Last summer, Welsh cobs. Now Icelandic horses (don’t ever call them ponies, small though they may be!). Perhaps I should make it a life ambition to ride every surviving Medieval breed…
Icelandic horses came with the earliest settlers; although they are not large, the idea of loading one into a longboat is daunting. They must have chosen not only the sturdiest but also the calmest animals to make the crossing. For the past thousand years, the descendants of those brave, sea-faring horses have been bred for strength and good sense, but never size. Still, small though he may be, the Icelandic horse can carry a 200 lb, 6′ tall man (although his feet will all but drag on the ground). It looks absurd to Modern eyes, accustomed to tall thoroughbreds, but you get used to it. In Iceland, if you’re a horse, it’s good to have short sturdy legs, because the terrain varies from lava fields to rocky scree to ice sheets. And it’s good to be shaggy when the winter winds come down across the treeless heaths. It’s also very good to have a smooth and steady pace to eat up the miles, and they do: from birth, Icelandic horses walk, trot, canter and tölt. This last is smoother than either trot or canter. Some rare and particularly gifted Icelandic horses have a fifth gait, the “flying gait”, in which all four feet leave the ground at once.
Our guide, Begga, who owns Islenski Hesturinn (The Icelandic Horse), told us the following story, about an exhibition of different breeds of horse in Germany. Big German horses doing elaborate dressage routines, elegant Arabs beautifully groomed with flowing manes, showing their speed. And then in come the Icelandic horses, short and shaggy, with their manes in their eyes or sticking straight up, their riders’ feet nearly brushing the ground. A ripple of laughter, politely suppressed, goes around the audience. What are these funny looking ponies going to do? The head of the Icelandic delegation pops a champagne cork, pours each of his companions a glass, and off they go at full speed tölt, three times around the ring, before stopping in front of the judges to drink a toast without having spilled a drop. The crowd goes wild.

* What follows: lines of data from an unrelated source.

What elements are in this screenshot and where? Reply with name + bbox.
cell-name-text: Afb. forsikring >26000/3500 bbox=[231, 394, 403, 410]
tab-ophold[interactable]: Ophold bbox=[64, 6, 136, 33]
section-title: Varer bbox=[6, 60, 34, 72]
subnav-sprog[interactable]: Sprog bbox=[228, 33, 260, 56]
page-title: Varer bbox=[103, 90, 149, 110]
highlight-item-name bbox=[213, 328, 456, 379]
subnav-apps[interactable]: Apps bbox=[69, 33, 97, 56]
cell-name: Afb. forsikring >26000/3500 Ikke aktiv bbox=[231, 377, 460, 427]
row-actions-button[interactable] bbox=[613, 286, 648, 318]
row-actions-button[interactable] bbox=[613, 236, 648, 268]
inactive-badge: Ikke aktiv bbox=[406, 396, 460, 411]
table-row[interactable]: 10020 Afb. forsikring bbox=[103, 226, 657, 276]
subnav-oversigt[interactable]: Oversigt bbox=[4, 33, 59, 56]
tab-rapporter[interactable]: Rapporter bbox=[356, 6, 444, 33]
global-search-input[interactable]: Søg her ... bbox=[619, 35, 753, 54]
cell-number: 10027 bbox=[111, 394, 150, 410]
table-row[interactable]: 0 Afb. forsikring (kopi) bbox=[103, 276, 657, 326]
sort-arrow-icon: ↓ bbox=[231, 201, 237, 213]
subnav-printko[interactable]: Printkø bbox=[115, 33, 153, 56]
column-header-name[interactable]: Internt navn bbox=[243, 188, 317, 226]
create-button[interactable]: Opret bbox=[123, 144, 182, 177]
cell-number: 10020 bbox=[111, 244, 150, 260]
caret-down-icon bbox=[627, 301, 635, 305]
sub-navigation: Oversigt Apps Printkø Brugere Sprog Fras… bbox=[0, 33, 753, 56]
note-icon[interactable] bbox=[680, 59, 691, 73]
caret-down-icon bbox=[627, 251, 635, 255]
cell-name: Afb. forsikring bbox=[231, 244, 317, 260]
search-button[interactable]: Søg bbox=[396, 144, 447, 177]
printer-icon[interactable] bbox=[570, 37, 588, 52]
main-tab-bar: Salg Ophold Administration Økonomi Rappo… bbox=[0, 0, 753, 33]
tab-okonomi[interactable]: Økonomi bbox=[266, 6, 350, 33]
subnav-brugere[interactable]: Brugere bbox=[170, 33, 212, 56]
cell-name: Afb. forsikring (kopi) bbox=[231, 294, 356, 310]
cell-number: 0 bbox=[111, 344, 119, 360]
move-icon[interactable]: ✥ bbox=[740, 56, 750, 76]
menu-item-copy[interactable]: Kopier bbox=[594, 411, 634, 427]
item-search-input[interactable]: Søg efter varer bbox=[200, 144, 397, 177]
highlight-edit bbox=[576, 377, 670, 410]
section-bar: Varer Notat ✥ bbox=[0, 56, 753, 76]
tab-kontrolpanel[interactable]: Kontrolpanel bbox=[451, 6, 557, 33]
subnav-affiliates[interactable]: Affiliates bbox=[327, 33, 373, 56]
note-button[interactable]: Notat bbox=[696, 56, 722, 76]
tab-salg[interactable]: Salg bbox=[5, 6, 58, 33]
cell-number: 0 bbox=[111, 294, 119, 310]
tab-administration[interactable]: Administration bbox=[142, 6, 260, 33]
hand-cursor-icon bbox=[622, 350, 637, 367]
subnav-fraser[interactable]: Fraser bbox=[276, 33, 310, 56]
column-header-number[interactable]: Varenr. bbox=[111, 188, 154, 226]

Begga also has a theory about a link between Icelandic horses and the Icelandic language. She points out that Iceland has very difficult terrain and no dialects, just the same Icelandic everywhere, pretty much unchanged from Old Norse, while Denmark, with less difficult terrain, has several different dialects. She thinks Icelandic horses kept the language moving freely around the island, so that no little pockets of people developed their own way of saying things. It’s a lovely notion, though I suspect that Danish dialectical variants are probably influenced more by linguistic contacts Iceland simply didn’t have, with the other Scandinavian languages, with Dutch, with German.
I rode Isabella. I don’t normally much care for mares, but she was brilliant (although I needed to keep her at the back because she kicks). She loved to run, picking up the tölt easily from a fast walk. No need to trot if you can do this! I’m a convert. I entirely understand why those great tall Norsemen loved their little shaggy horses and still do. I’m already planning a return to Iceland, with a longer ride, maybe several days.